Once branded a “no-go” zone by authorities, the Paris suburb of Trappes has become a recruiting ground for Islamic State – and ground zero in France’s struggle to integrate Muslims into its staunchly secular state.
According to French intelligence, 67 people from Trappes have joined the ranks of Islamic State (IS, formerly ISIL/ISIS), while other radicalized residents have carried out attacks inside France.
It’s safe to say that Trappes, which is situated 30km southwest of Paris, is not your typical French suburb.
You won’t see any non-halal butcher shops. There are, I think at the moment, over 1500 prayer rooms and five mosques.
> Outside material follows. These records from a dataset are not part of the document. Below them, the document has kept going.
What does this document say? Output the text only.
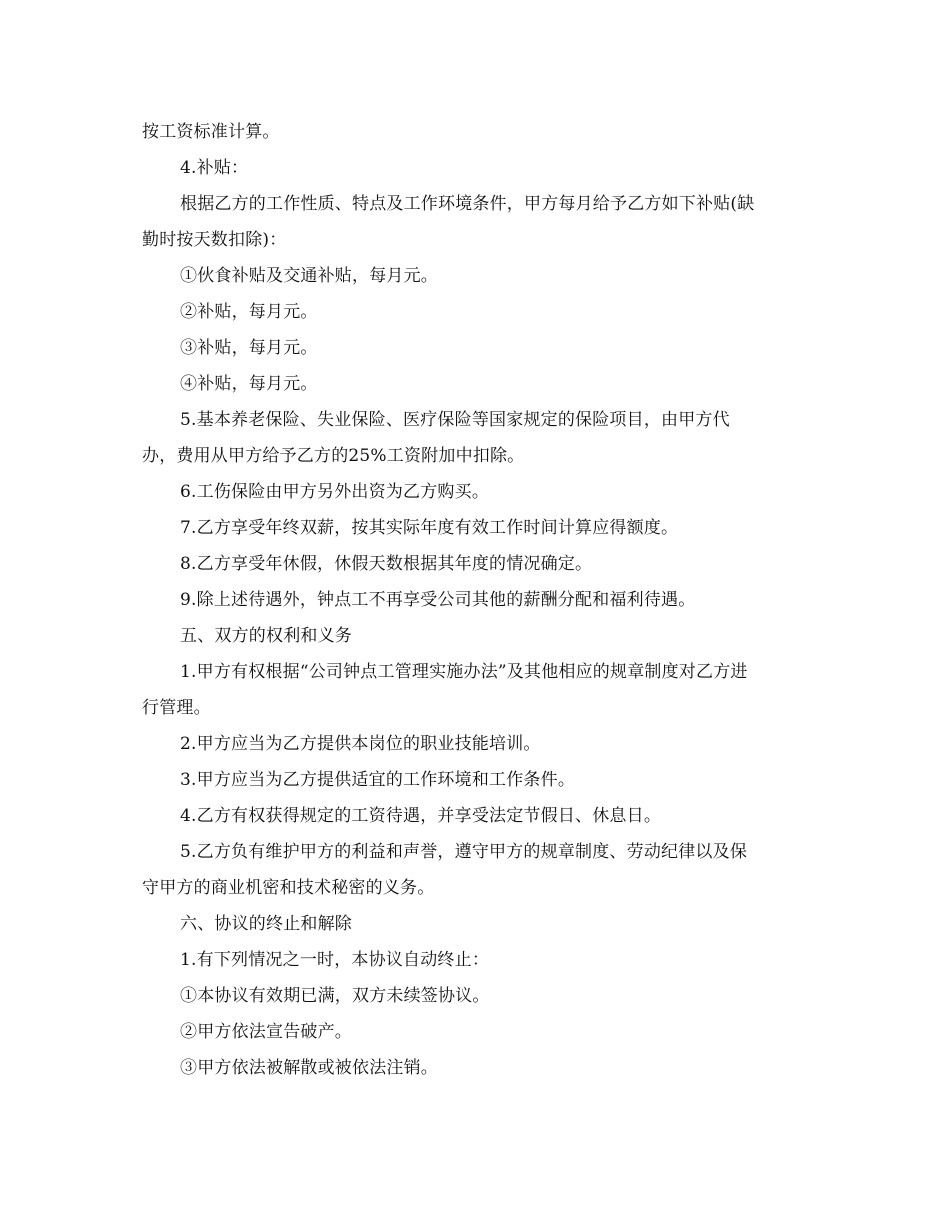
按工资标准计算。
4.补贴：
根据乙方的工作性质、特点及工作环境条件，甲方每月给予乙方如下补贴(缺
勤时按天数扣除)：
①伙食补贴及交通补贴，每月元。
②补贴，每月元。
③补贴，每月元。
④补贴，每月元。
5.基本养老保险、失业保险、医疗保险等国家规定的保险项目，由甲方代
办，费用从甲方给予乙方的25%工资附加中扣除。
6.工伤保险由甲方另外出资为乙方购买。
7.乙方享受年终双薪，按其实际年度有效工作时间计算应得额度。
8.乙方享受年休假，休假天数根据其年度的情况确定。
9.除上述待遇外，钟点工不再享受公司其他的薪酬分配和福利待遇。
五、双方的权利和义务
1.甲方有权根据“公司钟点工管理实施办法”及其他相应的规章制度对乙方进
行管理。
2.甲方应当为乙方提供本岗位的职业技能培训。
3.甲方应当为乙方提供适宜的工作环境和工作条件。
4.乙方有权获得规定的工资待遇，并享受法定节假日、休息日。
5.乙方负有维护甲方的利益和声誉，遵守甲方的规章制度、劳动纪律以及保
守甲方的商业机密和技术秘密的义务。
六、协议的终止和解除
1.有下列情况之一时，本协议自动终止：
①本协议有效期已满，双方未续签协议。
②甲方依法宣告破产。
③甲方依法被解散或被依法注销。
If you look at people on the street, you won’t see couples holding hands. You’ll see that women are dressed in strict Islamic dress,” Dr. Leslie Shaw, President of the Forum on Islamic Radicalism, told RT.
“You couldn’t really consider Trappes as a traditional French town anymore. It’s a little bit like a state within a state,” he added.
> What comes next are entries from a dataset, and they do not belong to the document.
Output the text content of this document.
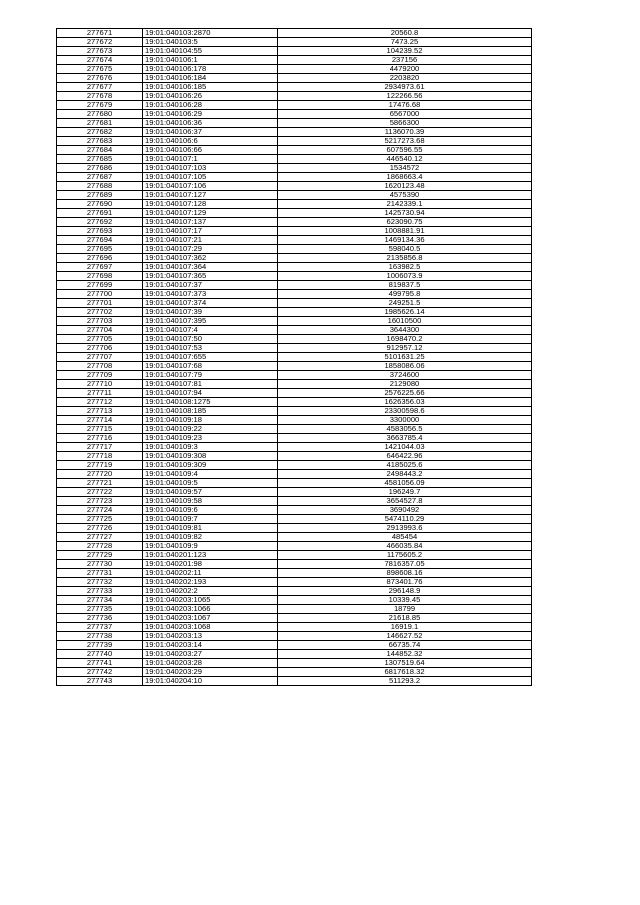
277671	19:01:040103:2870	20560.8
277672	19:01:040103:5	7473.25
277673	19:01:040104:55	104239.52
277674	19:01:040106:1	237156
277675	19:01:040106:178	4479200
277676	19:01:040106:184	2203820
277677	19:01:040106:185	2934973.61
277678	19:01:040106:26	122266.56
277679	19:01:040106:28	17476.68
277680	19:01:040106:29	6567000
277681	19:01:040106:36	5866300
277682	19:01:040106:37	1136070.39
277683	19:01:040106:6	5217273.68
277684	19:01:040106:66	607596.55
277685	19:01:040107:1	446540.12
277686	19:01:040107:103	1534572
277687	19:01:040107:105	1868663.4
277688	19:01:040107:106	1620123.48
277689	19:01:040107:127	4575390
277690	19:01:040107:128	2142339.1
277691	19:01:040107:129	1425730.94
277692	19:01:040107:137	623090.75
277693	19:01:040107:17	1008881.91
277694	19:01:040107:21	1469134.36
277695	19:01:040107:29	598040.5
277696	19:01:040107:362	2135856.8
277697	19:01:040107:364	163982.5
277698	19:01:040107:365	1006073.9
277699	19:01:040107:37	819837.5
277700	19:01:040107:373	499795.8
277701	19:01:040107:374	249251.5
277702	19:01:040107:39	1985626.14
277703	19:01:040107:395	16010500
277704	19:01:040107:4	3644300
277705	19:01:040107:50	1698470.2
277706	19:01:040107:53	912957.12
277707	19:01:040107:655	5101631.25
277708	19:01:040107:68	1858086.06
277709	19:01:040107:79	3724600
277710	19:01:040107:81	2129080
277711	19:01:040107:94	2576225.66
277712	19:01:040108:1275	1626356.03
277713	19:01:040108:185	23300598.6
277714	19:01:040109:18	3300000
277715	19:01:040109:22	4583056.5
277716	19:01:040109:23	3663785.4
277717	19:01:040109:3	1421044.03
277718	19:01:040109:308	646422.96
277719	19:01:040109:309	4185025.6
277720	19:01:040109:4	2498443.2
277721	19:01:040109:5	4581056.09
277722	19:01:040109:57	196249.7
277723	19:01:040109:58	3654527.8
277724	19:01:040109:6	3690492
277725	19:01:040109:7	5474110.29
277726	19:01:040109:81	2913993.6
277727	19:01:040109:82	485454
277728	19:01:040109:9	466035.84
277729	19:01:040201:123	1175605.2
277730	19:01:040201:98	7816357.05
277731	19:01:040202:11	898608.16
277732	19:01:040202:193	873401.76
277733	19:01:040202:2	296148.9
277734	19:01:040203:1065	10339.45
277735	19:01:040203:1066	18799
277736	19:01:040203:1067	21618.85
277737	19:01:040203:1068	16919.1
277738	19:01:040203:13	146627.52
277739	19:01:040203:14	66735.74
277740	19:01:040203:27	144852.32
277741	19:01:040203:28	1307519.64
277742	19:01:040203:29	6817618.32
277743	19:01:040204:10	511293.2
Although it is a breeding ground for jihadists, where hardline Salafism and Wahhabism are widely practiced, Trappes has remained largely immune to French laws designed to clamp down on religious extremism and preserve the country’s secular traditions. Some women in Trappes openly defy a French law passed eight years ago that bans full-veil coverings. However, police have been reluctant to intervene since residents rioted in 2013, when officers tried to ID a woman who was fully covered.
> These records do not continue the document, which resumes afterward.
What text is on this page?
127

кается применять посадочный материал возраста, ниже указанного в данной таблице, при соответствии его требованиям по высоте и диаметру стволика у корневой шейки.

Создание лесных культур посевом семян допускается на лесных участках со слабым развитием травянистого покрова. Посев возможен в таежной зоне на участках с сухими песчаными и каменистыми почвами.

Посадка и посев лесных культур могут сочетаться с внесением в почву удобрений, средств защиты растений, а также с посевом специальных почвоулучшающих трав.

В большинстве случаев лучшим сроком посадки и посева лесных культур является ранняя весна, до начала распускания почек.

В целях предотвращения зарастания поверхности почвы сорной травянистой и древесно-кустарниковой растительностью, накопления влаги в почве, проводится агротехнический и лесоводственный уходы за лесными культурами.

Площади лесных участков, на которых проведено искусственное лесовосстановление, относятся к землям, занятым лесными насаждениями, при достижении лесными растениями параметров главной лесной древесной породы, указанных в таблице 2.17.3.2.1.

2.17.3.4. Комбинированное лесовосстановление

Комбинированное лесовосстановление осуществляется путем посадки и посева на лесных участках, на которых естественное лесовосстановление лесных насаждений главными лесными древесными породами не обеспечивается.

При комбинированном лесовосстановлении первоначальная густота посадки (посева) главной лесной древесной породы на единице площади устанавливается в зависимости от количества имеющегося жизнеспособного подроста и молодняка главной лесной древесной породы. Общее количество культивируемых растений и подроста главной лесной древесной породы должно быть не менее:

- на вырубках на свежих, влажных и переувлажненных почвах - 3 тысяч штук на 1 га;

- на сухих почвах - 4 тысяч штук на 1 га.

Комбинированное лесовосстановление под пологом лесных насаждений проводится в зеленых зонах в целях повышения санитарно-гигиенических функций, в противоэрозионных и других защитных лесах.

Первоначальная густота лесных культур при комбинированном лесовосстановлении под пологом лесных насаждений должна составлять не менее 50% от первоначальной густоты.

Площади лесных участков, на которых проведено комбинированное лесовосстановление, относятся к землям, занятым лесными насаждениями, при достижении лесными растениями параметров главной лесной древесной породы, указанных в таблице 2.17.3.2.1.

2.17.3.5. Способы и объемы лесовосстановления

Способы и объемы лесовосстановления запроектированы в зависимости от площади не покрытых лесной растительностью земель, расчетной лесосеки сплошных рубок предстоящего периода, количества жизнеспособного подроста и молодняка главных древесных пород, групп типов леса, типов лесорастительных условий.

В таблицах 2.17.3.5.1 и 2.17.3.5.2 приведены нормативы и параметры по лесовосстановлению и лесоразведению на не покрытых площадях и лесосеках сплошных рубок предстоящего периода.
“It’s a very, very fragile situation. The government doesn’t want to provoke urban riots which would quickly spread like wildfire all over France,” noted Dr. Shaw. “It’s only a matter of time before we have another attack. The basic problem is the ideology that’s driving this. And this goes much deeper than terrorist cells, [or] planning and executing attacks.”
But Trappes may not be the only town in France where radical Islam has planted roots. Last year, a poll of French high school students found that 32 percent of Muslim students believe Islamic doctrine is superior to scientific fact. In 2016, a similar poll found that 68 percent believe French law is subordinate to Islamic law.
On Monday, French President Emmanuel Macron announced that his government would implement new reforms to address “the problematic ties between Islam and the French Republic.”